Today we don’t use kerosene to read our books at night, if we even read books at all. Instead the power comes from electricity. Above ground power lines can be seen just about anywhere in the developed world. We see them along roads. We see them sloping down hills and mountains. They’re everywehre. We just accept them as part of our lives, giving them not much thought at all. Then there are, of course, underground power transmission cables. These cables are less efficient and more costly to repair. Both systems require transmission stations and substations. For the sake of argument, we’ll focus on above ground systems.
By far, the biggest hurdle in solar energy is storage. While better batteries are continuously being developed, and alternative methods of storage envisioned, a better method would be to capture excess energy from places where the sun is shining and transport it to places where it’s not. This idea is not new. GENI, or the Global Energy Netword Institute has been on the case for decades. GENI cites the obvious benefits of a sustainable world power development.
Decreased pollution from fossil and nuclear fuels
Reduced hunger and poverty in developing nations
Increased trade, cooperation and world peace
Enables health care, communications and access to clean water
Stabilized population growth
I envision overseas, above ground cables on floating substations that transmit solar generated power of direct from nations with light to nations with dark. This could happen in two ways. The first, which would be a two way system simply reverses the direction of power when night and day reverse. So, the United States could send their excess power to Japan, and Japan to the US. Like all of my big ideas, this would take a huge investment of John D. Rockefeller proportions. Calling Mr. Gates. Anyone here? This would require huge treaties and diplomatic solutions, if not taken on full by governments. Either way, it could work. Whereas years ago, power lines would lose efficiency after a few miles, nowadays power can travel thousands of miles according the the GENI data.

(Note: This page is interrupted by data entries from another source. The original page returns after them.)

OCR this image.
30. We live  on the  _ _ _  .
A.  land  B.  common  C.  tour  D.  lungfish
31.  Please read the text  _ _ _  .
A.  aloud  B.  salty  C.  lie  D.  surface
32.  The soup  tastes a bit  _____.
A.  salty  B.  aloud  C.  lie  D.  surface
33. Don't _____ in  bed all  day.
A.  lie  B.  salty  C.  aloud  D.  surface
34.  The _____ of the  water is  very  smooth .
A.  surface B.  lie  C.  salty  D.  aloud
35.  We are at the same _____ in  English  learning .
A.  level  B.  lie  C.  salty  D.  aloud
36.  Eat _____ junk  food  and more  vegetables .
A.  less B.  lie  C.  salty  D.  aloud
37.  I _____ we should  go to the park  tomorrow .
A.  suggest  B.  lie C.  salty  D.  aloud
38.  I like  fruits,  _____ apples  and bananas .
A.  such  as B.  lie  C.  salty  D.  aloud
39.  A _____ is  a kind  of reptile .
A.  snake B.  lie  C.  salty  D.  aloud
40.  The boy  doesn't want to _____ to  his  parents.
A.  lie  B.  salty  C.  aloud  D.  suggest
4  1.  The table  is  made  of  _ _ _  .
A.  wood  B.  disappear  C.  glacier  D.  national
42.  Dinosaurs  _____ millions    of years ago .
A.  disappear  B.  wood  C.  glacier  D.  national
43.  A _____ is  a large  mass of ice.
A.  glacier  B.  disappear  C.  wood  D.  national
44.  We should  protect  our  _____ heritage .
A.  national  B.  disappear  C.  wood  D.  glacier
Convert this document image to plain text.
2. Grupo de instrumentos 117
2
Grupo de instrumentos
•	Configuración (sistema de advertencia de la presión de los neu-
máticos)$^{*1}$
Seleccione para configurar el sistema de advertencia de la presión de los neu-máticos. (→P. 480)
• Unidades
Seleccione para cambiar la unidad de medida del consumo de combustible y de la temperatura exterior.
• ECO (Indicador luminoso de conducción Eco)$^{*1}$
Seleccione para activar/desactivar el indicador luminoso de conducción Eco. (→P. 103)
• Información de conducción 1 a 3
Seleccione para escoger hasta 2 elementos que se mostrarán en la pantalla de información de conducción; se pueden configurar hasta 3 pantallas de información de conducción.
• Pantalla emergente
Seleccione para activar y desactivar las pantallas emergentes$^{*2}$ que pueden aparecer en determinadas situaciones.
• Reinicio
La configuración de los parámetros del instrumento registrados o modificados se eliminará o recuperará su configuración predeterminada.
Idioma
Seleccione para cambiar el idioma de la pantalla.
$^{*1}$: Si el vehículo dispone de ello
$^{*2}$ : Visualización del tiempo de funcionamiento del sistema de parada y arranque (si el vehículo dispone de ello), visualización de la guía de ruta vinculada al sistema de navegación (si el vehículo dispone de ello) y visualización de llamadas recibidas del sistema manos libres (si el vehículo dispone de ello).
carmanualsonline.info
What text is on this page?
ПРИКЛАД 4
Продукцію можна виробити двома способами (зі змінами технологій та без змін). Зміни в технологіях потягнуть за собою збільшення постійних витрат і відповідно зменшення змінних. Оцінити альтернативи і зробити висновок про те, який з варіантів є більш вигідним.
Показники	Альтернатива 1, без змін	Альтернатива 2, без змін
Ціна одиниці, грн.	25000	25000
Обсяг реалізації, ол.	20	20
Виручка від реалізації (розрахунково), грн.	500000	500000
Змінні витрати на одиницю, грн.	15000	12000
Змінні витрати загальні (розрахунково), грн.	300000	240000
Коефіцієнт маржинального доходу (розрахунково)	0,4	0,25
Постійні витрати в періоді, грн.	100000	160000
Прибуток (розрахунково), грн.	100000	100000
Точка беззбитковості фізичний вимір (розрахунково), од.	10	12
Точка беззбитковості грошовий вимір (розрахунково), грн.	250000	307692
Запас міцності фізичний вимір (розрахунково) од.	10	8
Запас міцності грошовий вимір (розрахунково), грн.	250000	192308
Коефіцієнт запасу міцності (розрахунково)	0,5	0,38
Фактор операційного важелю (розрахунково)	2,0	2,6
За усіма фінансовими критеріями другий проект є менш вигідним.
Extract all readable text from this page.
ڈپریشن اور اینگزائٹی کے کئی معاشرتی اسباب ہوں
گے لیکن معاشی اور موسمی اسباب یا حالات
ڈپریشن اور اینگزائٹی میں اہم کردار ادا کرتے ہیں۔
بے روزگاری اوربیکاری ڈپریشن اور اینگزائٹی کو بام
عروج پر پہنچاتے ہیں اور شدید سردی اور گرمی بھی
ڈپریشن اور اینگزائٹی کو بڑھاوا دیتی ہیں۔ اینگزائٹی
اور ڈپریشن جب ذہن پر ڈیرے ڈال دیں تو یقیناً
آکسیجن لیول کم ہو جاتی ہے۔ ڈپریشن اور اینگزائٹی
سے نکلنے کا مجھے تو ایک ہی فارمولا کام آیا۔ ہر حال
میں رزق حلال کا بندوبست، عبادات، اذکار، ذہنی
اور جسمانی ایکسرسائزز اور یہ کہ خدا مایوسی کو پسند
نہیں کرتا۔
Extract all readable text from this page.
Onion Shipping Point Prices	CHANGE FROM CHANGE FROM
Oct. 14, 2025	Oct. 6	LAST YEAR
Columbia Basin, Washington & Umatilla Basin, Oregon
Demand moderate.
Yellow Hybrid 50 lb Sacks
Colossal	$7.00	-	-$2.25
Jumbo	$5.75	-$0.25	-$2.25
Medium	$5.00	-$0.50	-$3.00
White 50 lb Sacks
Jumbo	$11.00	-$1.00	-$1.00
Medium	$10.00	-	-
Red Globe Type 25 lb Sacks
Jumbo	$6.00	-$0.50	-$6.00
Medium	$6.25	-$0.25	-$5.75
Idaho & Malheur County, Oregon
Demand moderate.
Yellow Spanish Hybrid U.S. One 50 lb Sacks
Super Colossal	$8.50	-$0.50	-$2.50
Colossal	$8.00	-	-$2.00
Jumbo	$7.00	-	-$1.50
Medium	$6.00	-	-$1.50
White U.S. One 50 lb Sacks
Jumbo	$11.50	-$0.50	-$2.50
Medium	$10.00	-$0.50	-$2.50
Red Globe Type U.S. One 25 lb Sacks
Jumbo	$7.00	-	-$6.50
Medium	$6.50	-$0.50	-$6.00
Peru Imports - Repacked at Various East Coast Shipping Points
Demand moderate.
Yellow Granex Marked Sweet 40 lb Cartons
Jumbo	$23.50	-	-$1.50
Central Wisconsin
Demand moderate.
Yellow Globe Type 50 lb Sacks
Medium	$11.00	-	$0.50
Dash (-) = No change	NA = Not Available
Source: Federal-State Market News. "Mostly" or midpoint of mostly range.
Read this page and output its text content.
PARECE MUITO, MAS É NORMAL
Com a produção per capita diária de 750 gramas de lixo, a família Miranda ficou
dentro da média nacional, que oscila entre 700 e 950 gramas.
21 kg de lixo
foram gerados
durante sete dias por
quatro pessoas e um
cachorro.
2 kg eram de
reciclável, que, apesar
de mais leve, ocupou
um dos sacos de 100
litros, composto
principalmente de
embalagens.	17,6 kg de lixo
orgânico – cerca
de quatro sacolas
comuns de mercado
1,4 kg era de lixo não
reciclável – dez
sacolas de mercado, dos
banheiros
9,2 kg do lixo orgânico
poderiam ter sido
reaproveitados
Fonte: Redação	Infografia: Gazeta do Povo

My ideas are a bit different and not as involved as GENI. I’m focused on solar energy and solving the storage problem, but reducing poverty and conflict would be a nice side effect. I encourage you to read this page found on GENI’s website to find out more about the history of this concept and their vision.
There are other ideas along these lines as well. Space-based solar power proposes that we collect solar energy in space and transport it to earth using a laser. I like this kind of wild speculative thinking, but it still doesn’t solve the day/night storage problem (as far as I know, lasers don’t curve yet). It could give us way more energy than we could use, but what good is it if we can’t use it at night.